Thin or Bare Patches

  • LIKELY CAUSE: This tends to be a problem of seeded lawns rather than turf and it’s often caused by poor germination, sowing the seed too thinly or adverse weather.
  • HOW TO AVOID IT: Using only good quality, fresh seed should tend to avoid most of the germination problems, taking care to sow it at the recommended density and once again, paying attention to watering and drainage will help minimise any weather related problems.
  • HOW TO CURE IT: The only remedy is to carefully rake over the affected area and then re-seed.


  • LIKELY CAUSE: Nine times out of ten this is down to lack of water and it is a particular problem in heavy, clay soils.
  • HOW TO AVOID IT: Make sure you water your new lawn properly, especially in even short spells of warm, dry weather.
  • HOW TO CURE IT: In the seeded lawn, water the whole area thoroughly and then add a top dressing of finely sieved soil or compost to fill in the cracks before adding a thin sowing of new seed. For cracks between individual turves, water the lawn until they swell up to their original size and then carefully top dress where they join, making sure you keep the lawn properly watered afterwards.


  • LIKELY CAUSE: Hollows are often caused by a poorly consolidated site settling after turfing or seeding, though rain-pooling on an inclined site can sometimes have the same effect on a seeded lawn.
  • HOW TO AVOID IT: Make sure that the site is properly prepared in the first place and the surface of the soil is of an even consistency without any rocks, stones or organic material which might affect the way it eventually settles.
  • HOW TO CURE IT: The simplest way to treat this on a lawn that has already begun to become established is to add a little top dressing into the hollow, repeating it once or twice a week as the grass grows up, until the hollow has been filled in.
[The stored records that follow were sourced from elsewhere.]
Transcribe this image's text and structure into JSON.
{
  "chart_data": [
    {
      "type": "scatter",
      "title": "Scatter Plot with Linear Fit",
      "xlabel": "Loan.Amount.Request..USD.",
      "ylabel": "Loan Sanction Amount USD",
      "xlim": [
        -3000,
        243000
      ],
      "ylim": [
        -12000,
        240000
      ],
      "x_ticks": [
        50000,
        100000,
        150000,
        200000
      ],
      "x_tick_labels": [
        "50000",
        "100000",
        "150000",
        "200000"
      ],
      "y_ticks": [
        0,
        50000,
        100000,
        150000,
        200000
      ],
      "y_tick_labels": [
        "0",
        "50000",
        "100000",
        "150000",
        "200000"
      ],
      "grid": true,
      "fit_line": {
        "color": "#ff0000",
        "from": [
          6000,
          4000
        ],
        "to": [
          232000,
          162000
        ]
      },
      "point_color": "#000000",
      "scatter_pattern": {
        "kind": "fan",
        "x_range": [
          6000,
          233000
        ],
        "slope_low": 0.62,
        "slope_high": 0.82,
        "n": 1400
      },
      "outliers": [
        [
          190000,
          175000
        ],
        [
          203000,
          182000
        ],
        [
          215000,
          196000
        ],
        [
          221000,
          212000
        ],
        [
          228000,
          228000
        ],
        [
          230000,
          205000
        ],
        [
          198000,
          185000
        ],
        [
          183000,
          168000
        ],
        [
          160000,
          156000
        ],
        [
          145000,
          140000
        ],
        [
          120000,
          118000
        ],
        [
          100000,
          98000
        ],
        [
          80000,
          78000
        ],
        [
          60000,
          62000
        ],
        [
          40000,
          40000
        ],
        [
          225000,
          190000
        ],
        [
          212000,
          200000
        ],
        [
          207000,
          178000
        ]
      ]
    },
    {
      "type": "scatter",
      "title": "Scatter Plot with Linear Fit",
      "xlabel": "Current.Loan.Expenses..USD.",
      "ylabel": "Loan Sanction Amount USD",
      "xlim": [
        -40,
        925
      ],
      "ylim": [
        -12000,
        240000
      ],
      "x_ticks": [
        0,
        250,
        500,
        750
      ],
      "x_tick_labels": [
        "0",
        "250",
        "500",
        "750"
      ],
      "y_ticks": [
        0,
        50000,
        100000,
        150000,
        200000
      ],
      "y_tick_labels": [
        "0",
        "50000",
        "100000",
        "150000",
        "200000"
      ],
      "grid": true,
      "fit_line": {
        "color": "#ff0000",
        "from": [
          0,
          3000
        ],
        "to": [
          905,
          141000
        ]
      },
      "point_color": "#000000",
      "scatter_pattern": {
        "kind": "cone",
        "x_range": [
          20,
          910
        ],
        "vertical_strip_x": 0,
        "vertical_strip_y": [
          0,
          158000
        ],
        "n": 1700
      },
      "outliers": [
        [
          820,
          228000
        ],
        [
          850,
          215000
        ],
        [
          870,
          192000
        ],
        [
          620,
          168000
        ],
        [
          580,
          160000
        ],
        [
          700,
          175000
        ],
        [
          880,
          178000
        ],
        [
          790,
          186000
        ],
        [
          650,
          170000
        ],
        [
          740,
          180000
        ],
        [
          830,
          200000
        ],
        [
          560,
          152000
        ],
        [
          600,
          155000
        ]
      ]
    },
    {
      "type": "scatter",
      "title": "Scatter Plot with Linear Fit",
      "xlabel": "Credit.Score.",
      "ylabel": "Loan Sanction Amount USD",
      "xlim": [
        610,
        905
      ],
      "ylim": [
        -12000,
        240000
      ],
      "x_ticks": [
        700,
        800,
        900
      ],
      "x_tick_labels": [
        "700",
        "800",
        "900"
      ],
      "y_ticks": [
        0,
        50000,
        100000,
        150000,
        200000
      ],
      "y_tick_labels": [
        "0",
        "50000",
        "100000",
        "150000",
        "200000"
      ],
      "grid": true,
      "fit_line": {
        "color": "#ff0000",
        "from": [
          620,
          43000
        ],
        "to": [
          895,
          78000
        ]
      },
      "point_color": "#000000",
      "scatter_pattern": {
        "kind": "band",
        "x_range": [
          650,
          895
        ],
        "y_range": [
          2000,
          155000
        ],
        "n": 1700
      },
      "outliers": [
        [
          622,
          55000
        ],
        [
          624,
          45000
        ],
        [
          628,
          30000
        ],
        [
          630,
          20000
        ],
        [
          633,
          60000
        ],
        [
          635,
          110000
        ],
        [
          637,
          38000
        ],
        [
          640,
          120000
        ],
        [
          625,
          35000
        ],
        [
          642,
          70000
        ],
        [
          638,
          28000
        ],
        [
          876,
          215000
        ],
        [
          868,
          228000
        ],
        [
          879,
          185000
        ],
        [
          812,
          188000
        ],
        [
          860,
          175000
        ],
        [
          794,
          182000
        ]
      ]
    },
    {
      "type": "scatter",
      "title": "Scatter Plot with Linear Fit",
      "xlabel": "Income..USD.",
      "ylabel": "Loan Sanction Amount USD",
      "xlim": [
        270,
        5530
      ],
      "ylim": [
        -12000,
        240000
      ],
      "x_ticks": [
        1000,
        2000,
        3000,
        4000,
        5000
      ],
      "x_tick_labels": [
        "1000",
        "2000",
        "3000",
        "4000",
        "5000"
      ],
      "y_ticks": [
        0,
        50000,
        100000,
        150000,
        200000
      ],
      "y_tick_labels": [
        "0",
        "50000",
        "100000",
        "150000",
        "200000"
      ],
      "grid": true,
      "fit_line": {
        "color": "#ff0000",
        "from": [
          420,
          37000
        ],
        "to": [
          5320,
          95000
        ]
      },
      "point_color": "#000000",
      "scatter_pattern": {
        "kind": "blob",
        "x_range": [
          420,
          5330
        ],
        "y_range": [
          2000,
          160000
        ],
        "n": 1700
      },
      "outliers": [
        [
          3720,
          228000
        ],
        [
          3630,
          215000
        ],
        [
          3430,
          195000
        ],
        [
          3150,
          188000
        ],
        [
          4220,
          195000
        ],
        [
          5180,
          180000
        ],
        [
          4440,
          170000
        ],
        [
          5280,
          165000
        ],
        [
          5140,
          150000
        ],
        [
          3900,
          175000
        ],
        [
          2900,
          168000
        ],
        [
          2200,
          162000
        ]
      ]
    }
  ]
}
  • LIKELY CAUSE: Poor site preparation is the number one cause of serious weed infestations.
  • HOW TO AVOID IT: Routine raking and hoeing will bring successive batches of seeds to the surface, where they will germinate and can then be destroyed, eradicating the natural weed reservoir in the soil long before you sow any grass on the site.
  • HOW TO CURE IT: Gentle hand weeding is the best remedy, ideally when the weed seedlings are still quite small and their roots are not well-developed, taking care not to rip up the grass at the same time. Do not be tempted to use weed-killer on a seeded lawn during its first year.

There’s no denying that taking on the job of creating a new lawn does mean that you’re going to be in for a good deal of work before you can enjoy the finished product. Get the preparation right, however, and take your time to avoid the obvious pitfalls and you’ll soon be well on the way to the lawn of your dreams!